Varia se puso de pie, llena de repentina ansiedad. ¿La irían a despedir? No se le ocurría ninguna otra razón para que sir Edward quisiera verla.
Sus pensamientos se desbocaron, pero de forma automática siguió a la señorita Crankshaft a través de la puerta de la oficina, para bajar por la escalera hasta el primer piso.
La señorita Crankshaft le dirigió una rápida mirada para asegurarse de que su presentación era correcta. Luego llamó a una puerta y acto seguido la abrió.
—La señorita Milfield, sir Edward— dijo, y condujo a Varia a una amplia habitación, de aspecto imponente, en la que ella nunca había entrado.
Las paredes estaban forradas de madera y había dos grandes escritorios que ocupaban la mayor parte de la habitación. Sentado ante uno de ellos estaba sir Edward Blakewell. De pie, junto a él, se encontraba su hijo, Ian.

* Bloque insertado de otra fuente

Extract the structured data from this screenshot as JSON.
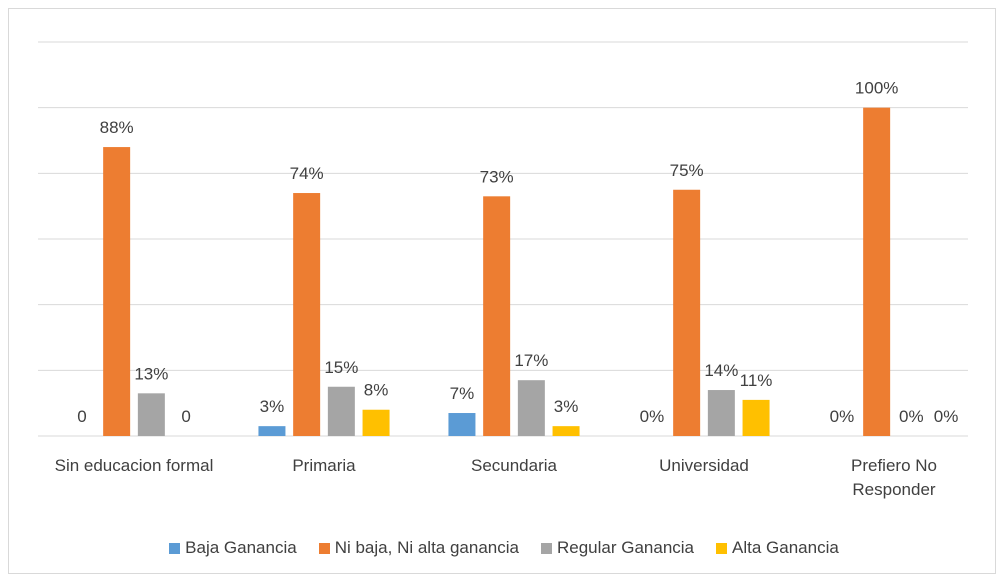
{
  "chart_data": {
    "type": "bar",
    "categories": [
      "Sin educacion formal",
      "Primaria",
      "Secundaria",
      "Universidad",
      "Prefiero No Responder"
    ],
    "series": [
      {
        "name": "Baja Ganancia",
        "color": "#5b9bd5",
        "values": [
          0,
          3,
          7,
          0,
          0
        ],
        "value_labels": [
          "0",
          "3%",
          "7%",
          "0%",
          "0%"
        ]
      },
      {
        "name": "Ni baja, Ni alta ganancia",
        "color": "#ed7d31",
        "values": [
          88,
          74,
          73,
          75,
          100
        ],
        "value_labels": [
          "88%",
          "74%",
          "73%",
          "75%",
          "100%"
        ]
      },
      {
        "name": "Regular Ganancia",
        "color": "#a5a5a5",
        "values": [
          13,
          15,
          17,
          14,
          0
        ],
        "value_labels": [
          "13%",
          "15%",
          "17%",
          "14%",
          "0%"
        ]
      },
      {
        "name": "Alta Ganancia",
        "color": "#ffc000",
        "values": [
          0,
          8,
          3,
          11,
          0
        ],
        "value_labels": [
          "0",
          "8%",
          "3%",
          "11%",
          "0%"
        ]
      }
    ],
    "ylim": [
      0,
      120
    ],
    "yticks": [
      0,
      20,
      40,
      60,
      80,
      100,
      120
    ],
    "grid": true,
    "legend": "bottom"
  }
}
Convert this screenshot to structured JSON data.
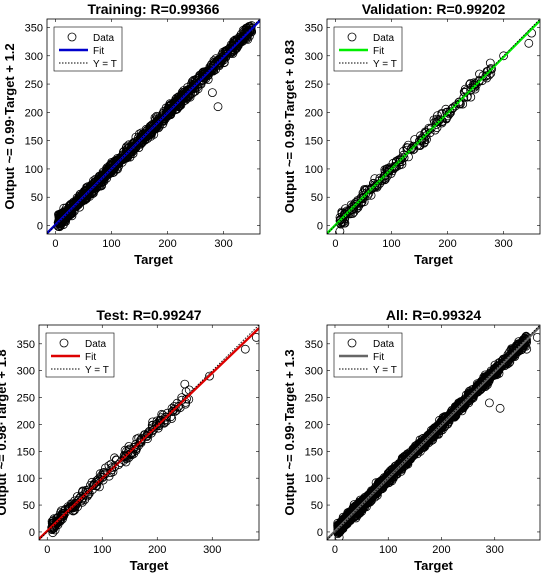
{
  "chart_data": [
    {
      "type": "scatter",
      "title": "Training: R=0.99366",
      "xlabel": "Target",
      "ylabel": "Output ~= 0.99·Target + 1.2",
      "xlim": [
        -15,
        365
      ],
      "ylim": [
        -15,
        365
      ],
      "xticks": [
        0,
        100,
        200,
        300
      ],
      "yticks": [
        0,
        50,
        100,
        150,
        200,
        250,
        300,
        350
      ],
      "fit": {
        "slope": 0.99,
        "intercept": 1.2,
        "color": "#0000cc"
      },
      "legend": {
        "placement": "top-left",
        "entries": [
          "Data",
          "Fit",
          "Y = T"
        ]
      },
      "scatter_profile": {
        "n": 1100,
        "x_range": [
          5,
          350
        ],
        "noise": 7,
        "seed": 11
      },
      "series": [
        {
          "name": "Data",
          "points": [
            [
              5,
              5
            ],
            [
              280,
              235
            ],
            [
              290,
              210
            ],
            [
              335,
              345
            ],
            [
              260,
              250
            ]
          ]
        }
      ]
    },
    {
      "type": "scatter",
      "title": "Validation: R=0.99202",
      "xlabel": "Target",
      "ylabel": "Output ~= 0.99·Target + 0.83",
      "xlim": [
        -15,
        365
      ],
      "ylim": [
        -15,
        365
      ],
      "xticks": [
        0,
        100,
        200,
        300
      ],
      "yticks": [
        0,
        50,
        100,
        150,
        200,
        250,
        300,
        350
      ],
      "fit": {
        "slope": 0.99,
        "intercept": 0.83,
        "color": "#00ee00"
      },
      "legend": {
        "placement": "top-left",
        "entries": [
          "Data",
          "Fit",
          "Y = T"
        ]
      },
      "scatter_profile": {
        "n": 240,
        "x_range": [
          8,
          280
        ],
        "noise": 8,
        "seed": 23
      },
      "series": [
        {
          "name": "Data",
          "points": [
            [
              8,
              -10
            ],
            [
              300,
              300
            ],
            [
              350,
              340
            ],
            [
              345,
              322
            ]
          ]
        }
      ]
    },
    {
      "type": "scatter",
      "title": "Test: R=0.99247",
      "xlabel": "Target",
      "ylabel": "Output ~= 0.98·Target + 1.8",
      "xlim": [
        -15,
        385
      ],
      "ylim": [
        -15,
        385
      ],
      "xticks": [
        0,
        100,
        200,
        300
      ],
      "yticks": [
        0,
        50,
        100,
        150,
        200,
        250,
        300,
        350
      ],
      "fit": {
        "slope": 0.98,
        "intercept": 1.8,
        "color": "#dd0000"
      },
      "legend": {
        "placement": "top-left",
        "entries": [
          "Data",
          "Fit",
          "Y = T"
        ]
      },
      "scatter_profile": {
        "n": 240,
        "x_range": [
          8,
          260
        ],
        "noise": 8,
        "seed": 37
      },
      "series": [
        {
          "name": "Data",
          "points": [
            [
              380,
              362
            ],
            [
              360,
              340
            ],
            [
              295,
              290
            ],
            [
              250,
              275
            ]
          ]
        }
      ]
    },
    {
      "type": "scatter",
      "title": "All: R=0.99324",
      "xlabel": "Target",
      "ylabel": "Output ~= 0.99·Target + 1.3",
      "xlim": [
        -15,
        385
      ],
      "ylim": [
        -15,
        385
      ],
      "xticks": [
        0,
        100,
        200,
        300
      ],
      "yticks": [
        0,
        50,
        100,
        150,
        200,
        250,
        300,
        350
      ],
      "fit": {
        "slope": 0.99,
        "intercept": 1.3,
        "color": "#666666"
      },
      "legend": {
        "placement": "top-left",
        "entries": [
          "Data",
          "Fit",
          "Y = T"
        ]
      },
      "scatter_profile": {
        "n": 1400,
        "x_range": [
          5,
          360
        ],
        "noise": 7,
        "seed": 53
      },
      "series": [
        {
          "name": "Data",
          "points": [
            [
              380,
              362
            ],
            [
              290,
              240
            ],
            [
              310,
              230
            ],
            [
              360,
              340
            ],
            [
              8,
              -10
            ]
          ]
        }
      ]
    }
  ]
}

Varia conocía al señor Ian Blakewell de vista. Él daba una vuelta todos los días por la sección de las mecanógrafas. Ella sabía que tenía unos veintiocho años, que era muy inteligente y, por supuesto, completamente inaccesible.
No era como su padre, había oído decir muchas veces a las mecanógrafas más antiguas.
Sir Edward era muy gruñón, pero tenía siempre palabras de aliento para todos y se preocupaba por el bienestar de sus empleados.
Desde que Varia trabajaba para Blakewell & Co., sir Edward había entrado muy pocas veces en su sección. Había estado todo el invierno fuera del país. De hecho, sólo le había visto dos o tres veces, y a los lejos.